Claims of injury from COVID-19 vaccines are currently filed with the Countermeasures Injury Compensation Program, a separate program established by a 2005 law. The Department of Health solely administers that program by receiving petitions, analyzing them, and making determinations, creating what researchers said in 2022 was a potential conflict of interest.

The department has rejected claims from some people whose doctors diagnosed them with vaccine injuries, The Epoch Times reported in 2023. Just 39 COVID-19 vaccine claims have been compensated as of June 1, with all but four receiving less than $9,000.

Multiple lawmakers and lawyers have advocated moving COVID-19 vaccines to the Vaccine Injury Compensation Program so that people with injuries have a better chance of receiving compensation and, if they’re paid, can receive more money.

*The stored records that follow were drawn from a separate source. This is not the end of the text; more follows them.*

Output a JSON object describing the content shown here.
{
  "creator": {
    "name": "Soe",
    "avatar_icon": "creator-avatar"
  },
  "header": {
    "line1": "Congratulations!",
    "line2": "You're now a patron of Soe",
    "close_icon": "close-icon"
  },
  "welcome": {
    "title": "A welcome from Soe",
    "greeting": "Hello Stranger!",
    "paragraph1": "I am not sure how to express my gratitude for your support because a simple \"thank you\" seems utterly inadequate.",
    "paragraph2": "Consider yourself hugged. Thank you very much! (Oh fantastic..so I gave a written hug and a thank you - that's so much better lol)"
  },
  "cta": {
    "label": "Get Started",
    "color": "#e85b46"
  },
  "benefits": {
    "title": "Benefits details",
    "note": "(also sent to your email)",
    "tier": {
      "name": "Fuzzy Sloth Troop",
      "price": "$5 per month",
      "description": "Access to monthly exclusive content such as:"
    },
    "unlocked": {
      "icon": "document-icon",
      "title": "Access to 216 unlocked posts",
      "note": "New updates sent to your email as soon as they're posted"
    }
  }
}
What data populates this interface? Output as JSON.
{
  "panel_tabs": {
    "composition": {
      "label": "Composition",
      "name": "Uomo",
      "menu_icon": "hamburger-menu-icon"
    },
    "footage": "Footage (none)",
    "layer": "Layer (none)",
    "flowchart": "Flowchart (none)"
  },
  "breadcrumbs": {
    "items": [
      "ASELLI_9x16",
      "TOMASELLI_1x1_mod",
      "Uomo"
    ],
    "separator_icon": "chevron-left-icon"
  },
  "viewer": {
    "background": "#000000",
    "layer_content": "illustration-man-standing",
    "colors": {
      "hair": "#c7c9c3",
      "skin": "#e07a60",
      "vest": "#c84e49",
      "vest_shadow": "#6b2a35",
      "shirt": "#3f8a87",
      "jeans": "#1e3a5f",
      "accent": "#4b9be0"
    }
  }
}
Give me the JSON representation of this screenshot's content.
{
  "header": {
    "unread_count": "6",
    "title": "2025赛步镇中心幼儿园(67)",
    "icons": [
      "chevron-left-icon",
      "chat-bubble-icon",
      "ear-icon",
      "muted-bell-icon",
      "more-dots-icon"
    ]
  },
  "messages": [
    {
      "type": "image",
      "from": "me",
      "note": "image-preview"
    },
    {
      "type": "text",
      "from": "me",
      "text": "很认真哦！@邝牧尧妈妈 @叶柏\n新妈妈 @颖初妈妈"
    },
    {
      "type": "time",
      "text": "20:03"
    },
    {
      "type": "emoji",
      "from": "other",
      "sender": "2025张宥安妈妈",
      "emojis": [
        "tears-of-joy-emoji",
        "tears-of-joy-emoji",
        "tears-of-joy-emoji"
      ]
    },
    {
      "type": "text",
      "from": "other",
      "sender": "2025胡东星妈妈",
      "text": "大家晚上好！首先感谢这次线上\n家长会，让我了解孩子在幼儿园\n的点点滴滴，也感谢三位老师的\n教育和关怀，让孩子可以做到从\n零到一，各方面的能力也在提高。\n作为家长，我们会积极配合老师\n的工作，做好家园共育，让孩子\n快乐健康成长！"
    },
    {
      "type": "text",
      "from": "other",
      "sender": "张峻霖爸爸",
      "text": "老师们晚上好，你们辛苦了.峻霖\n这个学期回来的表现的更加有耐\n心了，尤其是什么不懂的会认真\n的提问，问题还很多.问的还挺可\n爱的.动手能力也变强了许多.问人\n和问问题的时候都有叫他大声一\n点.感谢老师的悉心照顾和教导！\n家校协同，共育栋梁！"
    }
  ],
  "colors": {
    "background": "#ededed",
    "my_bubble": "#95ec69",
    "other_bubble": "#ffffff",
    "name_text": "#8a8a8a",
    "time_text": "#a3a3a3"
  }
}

“We’re looking at ways to enlarge that program so that COVID-vaccine-injured people can be compensated,” Kennedy told Carlson.

Kennedy also said officials are looking at methods to enlarge the statute of limitations, which is currently only three years.

“A lot of people don’t discover their injuries until after that,” he said.

“And there’s no discovery in that program, there’s no rules of evidence. The program has devolved into lawyers from the justice—you’re not suing the vaccine company, you’re petitioning my agency, and it’s represented traditionally by the Department of Justice—and the lawyers in the Department of Justice, the leaders of it were corrupt, and … they saw their job as protecting the trust fund rather than taking care of people who made this national sacrifice. And we’re going to change all that.”

The Department of Justice did not respond to a request for comment.